Ayla já está acordada. Com os olhos atentos, mas sem chorar.

Eu a pego com cuidado do colo do pai e vou em direção à cozinha. Faço sua mamadeira enquanto começo a preparar o café.

Alguns minutos mais tarde, Kerem aparece correndo na cozinha, descabelado. Quando vê Ayla na cadeirinha, ele solta um suspiro colocando a mão no coração.

-Bom dia. – Eu digo alegremente, achando graça do seu desespero.

Ele se recupera, e vem até a bancada da cozinha e se senta, como se nada tivesse o afetado alguns segundos antes.

-Bom dia. – Ele diz emburrado. Eu ainda me surpreendo com essa versão educada. -Você conseguiu terminar de assistir o episódio?

-Não! Acho que dormi na metade!

Ele toma um gole de café e começamos a conversar sobre a série de ontem. O que achamos de cada personagem, dos episódios... Depois começamos a falar das séries que gostamos e dos filmes que já assistimos.

-Então. – Eu digo tensa. Hora de encarar o elefante na sala. – Sobre ontem...

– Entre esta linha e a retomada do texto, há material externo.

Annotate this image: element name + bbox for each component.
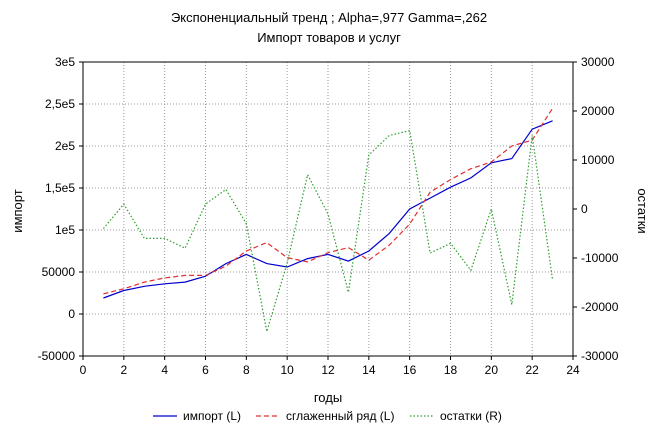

Ele me olha, franzindo a sobrancelha, esperando que eu continue.

-O que você falou. Sobre... hm... sobre eu ficar?

-Sim, e ai? – Ele pergunta tranquilamente.

-Pode desenvolver?

-Pensei que estivesse sido bem claro ontem. Você não pode ir embora. Não agora. Eu não sei nada sobre bebê e do nada eu tenho que cuidar de um. Preciso de ajuda.

Eu paro. Pisco. Abro a boca. Fecho. Pisco de novo.

-Eu não posso morar aqui! – Eu digo, finalmente.

-Por que não? – Ele diz, como se fosse simples.

-Ora, por que eu tenho uma vida? Tenho uma casa, uma família... Não posso largar tudo só para te ajudar e...

Olho para a bebê. Isso seria uma opção? É muita loucura até para mim. Mas só de pensar em ir embora e deixá-la aqui... meu coração se parte.

-Posso ver que você está com um dilema.

Eu o fuzilo com o olhar, e ganho mais um sorriso inteiro. Não tão parecido como o de ontem, quando me contou sobre as fraldas, mas foi um sorriso inteiro.